Mica per niente uno degli slogan della tronfia kermesse meloniana è: «I figli sono la prima pietra per costruire il futuro di una nazione». Una fanfaronata autarchica e cubitale che pare appena scrostata, dopo 70 anni di pudore, dall’intonaco di un municipio di campagna. Ecco, non cercano nemmeno più di dissimulare: siamo ritornati, alla lettera, al vergognoso e già nel Ventennio sbeffeggiato appello mussoliniano ‘date figli alla Patria’. La realtà — e le loro parole non solo non possono, ma non vogliono più nasconderlo — è che, sotto lo sguardo atterrito degli altri paesi europei che, come la Francia, la Spagna, il Belgio e la Germania, temono il contagio, la nostra destra al potere minaccia davvero di fare di questo paese, ormai «sordo e grigio», «un bivacco di manipoli», come disse Benito, parlando, peraltro più modestamente, del Parlamento.

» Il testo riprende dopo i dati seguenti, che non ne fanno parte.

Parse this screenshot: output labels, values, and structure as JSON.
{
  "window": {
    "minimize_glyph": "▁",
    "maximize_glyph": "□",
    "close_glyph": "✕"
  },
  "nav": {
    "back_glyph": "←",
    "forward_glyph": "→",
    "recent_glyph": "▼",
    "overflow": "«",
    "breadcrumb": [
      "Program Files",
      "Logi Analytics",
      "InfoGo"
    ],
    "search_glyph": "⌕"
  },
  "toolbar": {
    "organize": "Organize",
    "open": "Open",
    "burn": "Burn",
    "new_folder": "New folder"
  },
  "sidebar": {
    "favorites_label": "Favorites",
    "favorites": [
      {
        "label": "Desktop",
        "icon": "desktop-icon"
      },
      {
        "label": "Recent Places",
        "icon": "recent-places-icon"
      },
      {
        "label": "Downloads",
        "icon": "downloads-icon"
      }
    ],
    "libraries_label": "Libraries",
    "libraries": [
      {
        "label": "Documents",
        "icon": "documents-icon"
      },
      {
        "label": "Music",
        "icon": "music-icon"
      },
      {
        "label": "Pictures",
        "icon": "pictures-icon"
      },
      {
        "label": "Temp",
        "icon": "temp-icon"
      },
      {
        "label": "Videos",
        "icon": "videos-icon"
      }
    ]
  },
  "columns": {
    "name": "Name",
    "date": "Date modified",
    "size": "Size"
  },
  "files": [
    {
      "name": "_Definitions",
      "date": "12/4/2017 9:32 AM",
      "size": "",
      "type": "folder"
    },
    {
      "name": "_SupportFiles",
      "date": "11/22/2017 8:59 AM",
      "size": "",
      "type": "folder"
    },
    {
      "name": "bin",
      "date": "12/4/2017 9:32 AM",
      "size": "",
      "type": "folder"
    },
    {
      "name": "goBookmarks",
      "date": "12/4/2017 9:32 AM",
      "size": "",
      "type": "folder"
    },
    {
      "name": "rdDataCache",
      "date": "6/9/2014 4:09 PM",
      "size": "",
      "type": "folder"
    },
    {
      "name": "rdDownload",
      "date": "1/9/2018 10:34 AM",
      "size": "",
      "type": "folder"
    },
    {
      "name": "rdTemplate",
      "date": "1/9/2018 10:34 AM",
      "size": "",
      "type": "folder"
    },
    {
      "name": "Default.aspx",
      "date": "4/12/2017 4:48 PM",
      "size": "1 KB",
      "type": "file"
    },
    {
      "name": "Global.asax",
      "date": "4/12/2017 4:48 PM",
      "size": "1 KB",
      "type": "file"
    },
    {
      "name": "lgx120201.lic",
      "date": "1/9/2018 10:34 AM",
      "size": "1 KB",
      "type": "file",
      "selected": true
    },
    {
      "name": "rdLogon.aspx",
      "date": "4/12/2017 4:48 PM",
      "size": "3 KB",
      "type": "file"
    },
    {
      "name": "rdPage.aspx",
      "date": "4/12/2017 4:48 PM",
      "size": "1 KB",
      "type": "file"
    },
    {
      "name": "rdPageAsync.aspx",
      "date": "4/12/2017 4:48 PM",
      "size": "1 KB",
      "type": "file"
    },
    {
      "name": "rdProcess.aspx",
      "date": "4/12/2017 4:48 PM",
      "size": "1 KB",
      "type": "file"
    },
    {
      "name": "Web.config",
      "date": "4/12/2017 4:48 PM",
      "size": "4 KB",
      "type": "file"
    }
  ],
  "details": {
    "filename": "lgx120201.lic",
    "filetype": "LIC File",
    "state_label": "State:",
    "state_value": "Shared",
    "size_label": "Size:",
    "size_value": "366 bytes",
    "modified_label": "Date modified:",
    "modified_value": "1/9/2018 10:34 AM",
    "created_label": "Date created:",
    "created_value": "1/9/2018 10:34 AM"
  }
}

Mai come nel loro caso, la forma di questi nostalgici della pagliacciata è sostanza, e il loro linguaggio contenuto e progetto. Inaugurano il ministero del Made in Italy, che nell’ossimoro è già una dichiarazione di grottesca impotenza logica. E poi, man mano che prendono confidenza con le stanze dove si sono accampati, abbandonano le ridicole moine da burini al ballo del mondo che conta e riprendono a ululare, con orbite dilatate e pizzetti stile X Mas, di ‘uderi in affiddo’, ‘padriodi’ ed ‘Euroba’: dal che si vede bene che il loro dizionario tricolore, appreso a tappe forzate durante la nuova marcetta su Roma, è già esaurito. E in ogni caso, come il ministro cognato Lollobrigida si affanna a dimostrare ogni volta che apre bocca, il messaggio è inequivocabile: è scoccata l’ora di chiamare le cose come una volta e ‘come se magna’: razza, uomo, donna, orgoglio, onore, Storia, Destino e, a minuti, vedrete, anche finocchio e negro. E ovviamente ‘chi non lo ripete con me, comunista è’.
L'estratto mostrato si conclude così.